Purpose of the Study:
- To evaluate sound signal (SS) characteristics as a real-time feedback parameter for motor bur milling states in cervical spine surgery.
- To determine if SS can differentiate between milling cancellous bone (CA), ventral cortical bone (VCO), and penetrating ventral cortical bone (PVCO).
- To assess the potential of SS feedback for improving safety in cervical spine posterior decompression and robot-assisted surgeries.
Main Methods:
- Six porcine cervical spine specimens were used, with motor bur milling states defined as CA, VCO, and PVCO.
- Sound signals (SS) were collected using a miniature microphone during milling with 5-mm and 2-mm burs.
- Fast Fourier Transform (FFT) was applied to extract SS magnitudes at various frequencies (1-10 kHz) for statistical analysis using independent sample t-tests.
Main Results:
- Statistically significant differences in SS magnitudes were observed between CA and VCO states at 1, 2, and 3 kHz (P < 0.01).
- Highly significant differences (P < 0.001) in SS magnitudes were found between VCO and PVCO states across all tested frequencies.

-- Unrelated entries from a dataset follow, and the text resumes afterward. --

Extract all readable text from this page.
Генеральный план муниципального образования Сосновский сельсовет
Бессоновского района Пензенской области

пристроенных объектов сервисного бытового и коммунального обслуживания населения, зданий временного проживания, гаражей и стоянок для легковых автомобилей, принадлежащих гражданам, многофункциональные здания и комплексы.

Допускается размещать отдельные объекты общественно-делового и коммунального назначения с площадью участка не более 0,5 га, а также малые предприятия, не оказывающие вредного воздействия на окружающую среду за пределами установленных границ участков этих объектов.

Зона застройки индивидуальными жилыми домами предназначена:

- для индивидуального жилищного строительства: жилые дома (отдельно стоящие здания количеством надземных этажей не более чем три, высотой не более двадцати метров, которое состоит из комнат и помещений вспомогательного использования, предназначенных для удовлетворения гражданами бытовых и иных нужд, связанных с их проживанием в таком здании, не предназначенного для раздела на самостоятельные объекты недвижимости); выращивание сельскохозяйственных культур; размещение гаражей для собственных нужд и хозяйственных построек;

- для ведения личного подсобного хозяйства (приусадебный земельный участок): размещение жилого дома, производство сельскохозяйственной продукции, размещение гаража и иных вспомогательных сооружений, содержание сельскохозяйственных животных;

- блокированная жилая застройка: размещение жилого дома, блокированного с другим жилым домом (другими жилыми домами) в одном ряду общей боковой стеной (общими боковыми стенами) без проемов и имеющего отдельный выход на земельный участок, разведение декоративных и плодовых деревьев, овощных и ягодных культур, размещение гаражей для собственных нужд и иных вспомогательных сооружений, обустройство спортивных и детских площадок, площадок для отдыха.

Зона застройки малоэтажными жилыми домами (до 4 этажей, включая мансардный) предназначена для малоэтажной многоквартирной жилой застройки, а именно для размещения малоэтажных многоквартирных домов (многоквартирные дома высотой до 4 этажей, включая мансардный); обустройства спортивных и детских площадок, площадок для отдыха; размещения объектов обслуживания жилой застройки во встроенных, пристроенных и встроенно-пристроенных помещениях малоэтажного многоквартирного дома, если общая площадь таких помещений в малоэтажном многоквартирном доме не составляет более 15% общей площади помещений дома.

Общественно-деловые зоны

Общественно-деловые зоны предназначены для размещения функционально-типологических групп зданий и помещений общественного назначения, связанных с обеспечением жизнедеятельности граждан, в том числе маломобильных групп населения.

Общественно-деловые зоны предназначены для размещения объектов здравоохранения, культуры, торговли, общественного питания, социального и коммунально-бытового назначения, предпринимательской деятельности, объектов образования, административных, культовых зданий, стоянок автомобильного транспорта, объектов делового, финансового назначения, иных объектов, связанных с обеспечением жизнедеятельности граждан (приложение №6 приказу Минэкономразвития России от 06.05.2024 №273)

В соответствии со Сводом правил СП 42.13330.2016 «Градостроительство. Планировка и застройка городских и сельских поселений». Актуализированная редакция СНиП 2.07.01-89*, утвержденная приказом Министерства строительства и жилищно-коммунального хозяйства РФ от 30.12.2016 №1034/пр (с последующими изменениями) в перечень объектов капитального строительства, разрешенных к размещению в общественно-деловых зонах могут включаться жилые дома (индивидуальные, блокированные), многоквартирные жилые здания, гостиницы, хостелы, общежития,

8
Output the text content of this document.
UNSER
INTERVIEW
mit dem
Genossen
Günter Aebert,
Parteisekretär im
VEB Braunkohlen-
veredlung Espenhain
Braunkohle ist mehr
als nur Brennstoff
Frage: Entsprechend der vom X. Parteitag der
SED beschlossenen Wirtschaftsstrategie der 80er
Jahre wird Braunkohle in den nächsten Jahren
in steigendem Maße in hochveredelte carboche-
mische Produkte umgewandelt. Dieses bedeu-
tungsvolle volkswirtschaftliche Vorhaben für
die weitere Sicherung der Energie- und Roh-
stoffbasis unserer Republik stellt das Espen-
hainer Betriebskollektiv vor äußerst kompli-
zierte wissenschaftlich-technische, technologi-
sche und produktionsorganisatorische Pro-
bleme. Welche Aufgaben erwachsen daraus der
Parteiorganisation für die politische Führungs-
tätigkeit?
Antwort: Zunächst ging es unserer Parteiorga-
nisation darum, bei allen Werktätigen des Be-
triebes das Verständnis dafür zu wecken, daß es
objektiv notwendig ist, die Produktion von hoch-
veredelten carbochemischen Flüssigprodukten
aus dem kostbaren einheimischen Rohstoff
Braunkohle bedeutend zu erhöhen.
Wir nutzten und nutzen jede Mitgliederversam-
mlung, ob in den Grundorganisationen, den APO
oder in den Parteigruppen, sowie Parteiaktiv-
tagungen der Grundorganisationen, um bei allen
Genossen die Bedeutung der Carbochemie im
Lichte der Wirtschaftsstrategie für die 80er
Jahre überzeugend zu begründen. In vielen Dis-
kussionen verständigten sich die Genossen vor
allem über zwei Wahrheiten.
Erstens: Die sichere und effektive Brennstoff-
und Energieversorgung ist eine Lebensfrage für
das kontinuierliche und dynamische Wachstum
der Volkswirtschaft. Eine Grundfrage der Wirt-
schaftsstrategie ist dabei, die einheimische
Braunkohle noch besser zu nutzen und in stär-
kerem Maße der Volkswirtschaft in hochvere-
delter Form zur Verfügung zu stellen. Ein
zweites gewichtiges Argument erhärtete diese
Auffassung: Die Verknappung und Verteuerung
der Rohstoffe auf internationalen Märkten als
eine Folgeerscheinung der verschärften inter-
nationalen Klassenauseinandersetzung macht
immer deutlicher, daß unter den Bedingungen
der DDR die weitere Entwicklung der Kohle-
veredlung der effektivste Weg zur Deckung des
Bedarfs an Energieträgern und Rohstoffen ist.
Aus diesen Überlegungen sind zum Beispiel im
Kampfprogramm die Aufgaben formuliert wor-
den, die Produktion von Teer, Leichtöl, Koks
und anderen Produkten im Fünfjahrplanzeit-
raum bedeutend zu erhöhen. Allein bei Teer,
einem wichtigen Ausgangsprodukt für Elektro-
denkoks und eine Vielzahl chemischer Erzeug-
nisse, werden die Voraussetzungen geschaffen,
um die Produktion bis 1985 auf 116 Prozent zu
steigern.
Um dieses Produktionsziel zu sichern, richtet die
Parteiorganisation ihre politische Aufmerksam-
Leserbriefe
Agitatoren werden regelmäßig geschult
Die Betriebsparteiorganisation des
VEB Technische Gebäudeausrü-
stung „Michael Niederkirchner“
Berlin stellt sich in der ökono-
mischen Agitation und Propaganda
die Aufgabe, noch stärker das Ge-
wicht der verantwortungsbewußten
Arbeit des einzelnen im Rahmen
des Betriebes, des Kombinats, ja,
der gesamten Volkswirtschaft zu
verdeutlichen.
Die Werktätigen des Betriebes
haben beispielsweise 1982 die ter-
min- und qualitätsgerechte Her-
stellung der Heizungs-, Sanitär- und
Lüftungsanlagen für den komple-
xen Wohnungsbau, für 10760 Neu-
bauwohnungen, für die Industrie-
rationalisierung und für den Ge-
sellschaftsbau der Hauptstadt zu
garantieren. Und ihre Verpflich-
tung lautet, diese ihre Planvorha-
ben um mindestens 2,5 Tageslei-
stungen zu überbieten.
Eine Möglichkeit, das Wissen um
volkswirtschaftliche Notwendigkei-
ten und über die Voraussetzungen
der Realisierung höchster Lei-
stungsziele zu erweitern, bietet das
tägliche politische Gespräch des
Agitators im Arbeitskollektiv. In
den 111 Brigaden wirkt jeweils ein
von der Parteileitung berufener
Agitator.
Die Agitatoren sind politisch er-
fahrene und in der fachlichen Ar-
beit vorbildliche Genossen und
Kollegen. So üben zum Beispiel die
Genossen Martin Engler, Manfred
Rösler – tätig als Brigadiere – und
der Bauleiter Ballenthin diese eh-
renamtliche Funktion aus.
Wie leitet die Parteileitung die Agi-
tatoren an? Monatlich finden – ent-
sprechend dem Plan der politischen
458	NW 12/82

- Minor variations in statistical significance were noted at specific frequencies for individual specimens when comparing CA and VCO.
Conclusions:
- Sound signal (SS) magnitudes, analyzed via FFT, serve as a sensitive and reliable indicator for distinguishing motor bur milling states (CA, VCO, PVCO).
- This finding supports the use of SS as a real-time feedback parameter to enhance intraoperative awareness.
- The study suggests that SS feedback can potentially improve the safety and precision of cervical spine posterior decompression, particularly in robot-assisted procedures.